In the first two articles in this series, we explored the advantages of using graphics to present and illustrate the trial lawyer's key evidence and themes and the process used in developing those graphics. In this final installment, we suggest how to make the actual trial presentation of these graphics most persuasive. Read part one here and part two here.

The development of trial graphics is not the end of the process. Once the graphics have been finalized, you must make decisions as to how those graphics will be presented to the jury. In far too many trials, good graphics are developed but left to languish before the jury. Even the best “blow-ups” lose their punch if introduced through the wrong—or poorly prepared—witness or if referred to briefly and simply left on an easel.

Instead, trial counsel should consider the manner in which a graphic will ultimately be used at trial at the same time that the graphics are developed. Trial graphics are typically presented through three types of persons: lay witnesses that have personal knowledge of the key facts of the case, expert witnesses to discuss technical issues or industry practices and the trial lawyer himself in opening statements and closing arguments. Trial counsel must be careful to select the most convincing witness to present the most crucial graphics and ensure that each witness is adequately prepared to interact with the appropriate graphics. This is particularly true, and often , when presenting lay witnesses. But whether lay or expert, the most effective presentation of graphics involves continual interaction between the graphics and the witnesses before the jury.

After identifying the “voice” for the graphics, the trial lawyer must decide what medium to use. Years ago, before the information and internet age and nightly news bombarded the public with charts and animation, trial lawyers were concerned that jurors either were not sufficiently attuned to such presentations or would fault the side presenting “flashy” graphics as oversimplifying (and hence “talking down” to them) or appearing to “over-lawyer” the case. While such concerns may still persist in certain jury pools, most trial lawyers understand now that today's jurors all but expect (and appreciate) such displays if they help the jurors understand complex facts or synthesize key trial themes.

There is certainly still room for a simple blow-up, and even trial counsel writing out key facts on a flip chart can be persuasive. And the economic realities of smaller cases with limited adverse exposure may well militate in favor of simpler graphics.

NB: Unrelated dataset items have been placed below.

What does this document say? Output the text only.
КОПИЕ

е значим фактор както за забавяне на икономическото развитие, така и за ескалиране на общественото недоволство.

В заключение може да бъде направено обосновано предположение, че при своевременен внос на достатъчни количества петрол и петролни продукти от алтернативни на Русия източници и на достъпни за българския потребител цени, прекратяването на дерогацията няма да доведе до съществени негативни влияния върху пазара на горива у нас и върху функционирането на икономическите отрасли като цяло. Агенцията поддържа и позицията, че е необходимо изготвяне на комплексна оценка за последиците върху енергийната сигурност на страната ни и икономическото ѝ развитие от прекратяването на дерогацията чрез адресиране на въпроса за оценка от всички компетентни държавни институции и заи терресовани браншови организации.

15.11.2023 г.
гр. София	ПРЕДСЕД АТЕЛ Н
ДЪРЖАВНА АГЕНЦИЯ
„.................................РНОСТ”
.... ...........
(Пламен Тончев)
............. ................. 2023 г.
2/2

But particularly where complex facts may be lost during a month-long trial, animated graphics often help keep the jury's focus. Some of the most effective graphics are displayed to the jury by video in a “build” fashion in which new screens of a graphic are presented sequentially as the witness testifies. This allows the jury to accept the ultimate conclusion as its own. This is the ultimate success of persuasion; When the jury is trying to anticipate what screen comes next based on what preceded it, the jury is necessarily paying attention and coming to the conclusion itself, which is always more powerful than simply being told what to conclude from the evidence.

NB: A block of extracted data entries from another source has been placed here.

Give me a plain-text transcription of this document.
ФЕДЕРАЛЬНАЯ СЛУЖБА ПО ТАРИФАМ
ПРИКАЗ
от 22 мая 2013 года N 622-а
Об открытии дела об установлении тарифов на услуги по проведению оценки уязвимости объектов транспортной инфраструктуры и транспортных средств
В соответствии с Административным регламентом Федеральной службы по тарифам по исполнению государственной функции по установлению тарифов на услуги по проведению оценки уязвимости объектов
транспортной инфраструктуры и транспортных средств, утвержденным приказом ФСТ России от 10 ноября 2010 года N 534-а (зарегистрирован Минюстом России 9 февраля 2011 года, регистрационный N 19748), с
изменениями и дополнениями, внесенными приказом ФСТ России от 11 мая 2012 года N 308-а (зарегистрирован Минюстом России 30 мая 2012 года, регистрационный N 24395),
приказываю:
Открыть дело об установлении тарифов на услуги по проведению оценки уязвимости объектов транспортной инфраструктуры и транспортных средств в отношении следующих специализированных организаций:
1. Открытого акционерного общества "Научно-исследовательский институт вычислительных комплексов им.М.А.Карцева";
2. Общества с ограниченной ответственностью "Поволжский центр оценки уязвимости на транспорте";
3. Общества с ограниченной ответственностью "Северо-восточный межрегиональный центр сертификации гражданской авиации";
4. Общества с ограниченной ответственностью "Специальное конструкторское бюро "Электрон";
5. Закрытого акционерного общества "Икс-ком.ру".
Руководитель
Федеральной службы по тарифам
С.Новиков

Finally, counsel should consider the order in which the graphics are presented. Jury consultants often refer to the three stages of juror learning – primacy, recency and repetition. While there is considerable debate on these concepts, primacy suggests jurors remember and accept what is presented first and recency suggests what is presented last (before deliberation) is most important. Repetition, by contrast, suggests that the order is less important than keeping the message continually in front of the jury. Our experience is that an amalgam of the three is most effective. As explored in our first two articles in this series, the ultimate trial theme must be presented and argued throughout the trial. Trial ought to be a quilt of facts that all fit together and lead to a common conclusion. Facts alone do not convince. Nor is it convincing to try a case as a discrete series of witnesses testifying independently of one another to unconnected issues. The jury must understand how the facts fit with one another to comprise the theme. Thus, the graphics that best embody and tie together those facts must be presented continuously to the jury.

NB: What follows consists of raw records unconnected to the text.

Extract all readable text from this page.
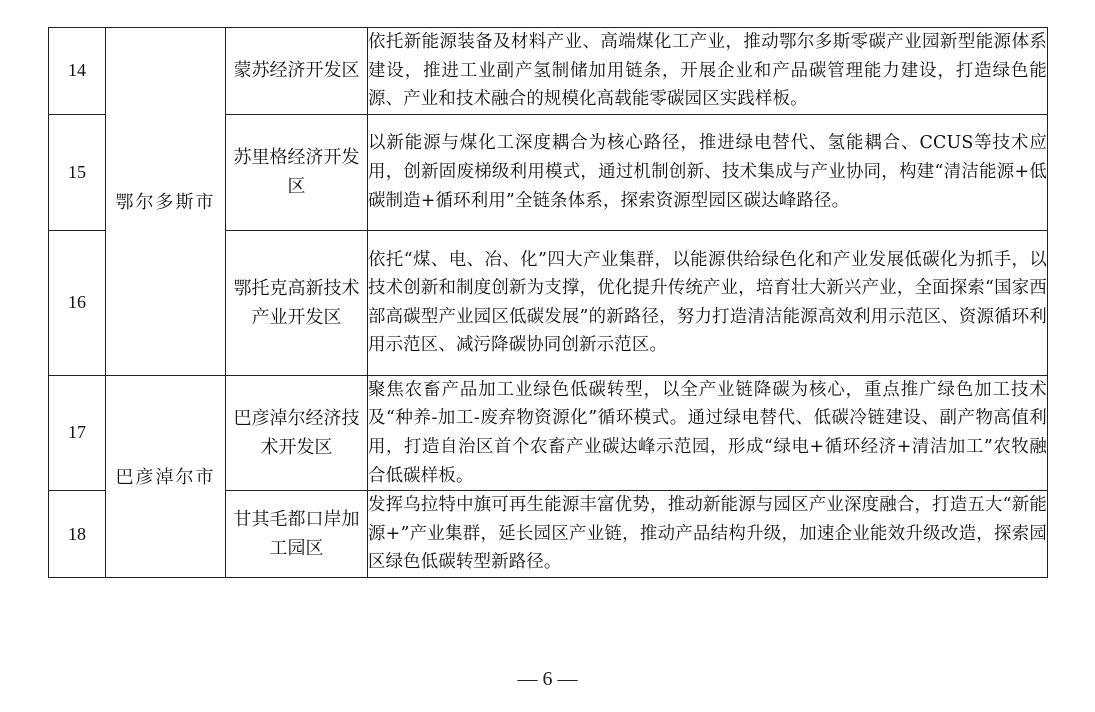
14	鄂尔多斯市	蒙苏经济开发区	依托新能源装备及材料产业、高端煤化工产业，推动鄂尔多斯零碳产业园新型能源体系建设，推进工业副产氢制储加用链条，开展企业和产品碳管理能力建设，打造绿色能源、产业和技术融合的规模化高载能零碳园区实践样板。
15		苏里格经济开发区	以新能源与煤化工深度耦合为核心路径，推进绿电替代、氢能耦合、CCUS等技术应用，创新固废梯级利用模式，通过机制创新、技术集成与产业协同，构建“清洁能源+低碳制造+循环利用”全链条体系，探索资源型园区碳达峰路径。
16		鄂托克高新技术产业开发区	依托“煤、电、冶、化”四大产业集群，以能源供给绿色化和产业发展低碳化为抓手，以技术创新和制度创新为支撑，优化提升传统产业，培育壮大新兴产业，全面探索“国家西部高碳型产业园区低碳发展”的新路径，努力打造清洁能源高效利用示范区、资源循环利用示范区、减污降碳协同创新示范区。
17	巴彦淖尔市	巴彦淖尔经济技术开发区	聚焦农畜产品加工业绿色低碳转型，以全产业链降碳为核心，重点推广绿色加工技术及“种养-加工-废弃物资源化”循环模式。通过绿电替代、低碳冷链建设、副产物高值利用，打造自治区首个农畜产业碳达峰示范园，形成“绿电+循环经济+清洁加工”农牧融合低碳样板。
18		甘其毛都口岸加工园区	发挥乌拉特中旗可再生能源丰富优势，推动新能源与园区产业深度融合，打造五大“新能源+”产业集群，延长园区产业链，推动产品结构升级，加速企业能效升级改造，探索园区绿色低碳转型新路径。
— 6 —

One particularly effective manner of doing this is to have lay witnesses and experts use the same graphics whenever possible. Typically (though not always), the lay witnesses testify first to the background facts of the case, often with a timeline. The expert then adopts the timeline (and often continues with her own graphics that summarize the effect of those facts). Doing so allows the jury to constantly see the same graphic through multiple witnesses, throughout the trial, thus blending primacy and recency through repetition. Again, this is most effectively done through interaction with the key lay and expert witnesses, where the witnesses “build” the graphics, often out of the witness box and in front of the graphics.

A word on use of graphics in closing arguments. Regardless of the primacy argument, this can be the most persuasive use of graphics, when the final graphics summarize the key facts. It allows counsel great latitude in arguing the significance of the evidence; indeed, closing argument is just that—it is the only time counsel can persuade through direct of what the evidence shows. Good closing graphics take the prior graphics and evidence a step farther and persuade by themselves by appealing to the jurors' rational and emotional predilections at the same time.

As we have seen through this series of articles, inside counsel should not balk out of hand at trial counsel's suggestion to retain and use a quality trial graphics consultant. When developed through a collaborative process with counsel beginning well before the close of discovery and presented through appropriate and prepared witnesses, graphics can reduce the complex to the simple, neutralize negative facts and emphasize positive ones, by appeal to the jurors' common experiences and predispositions, all within a fundamental winning trial theme.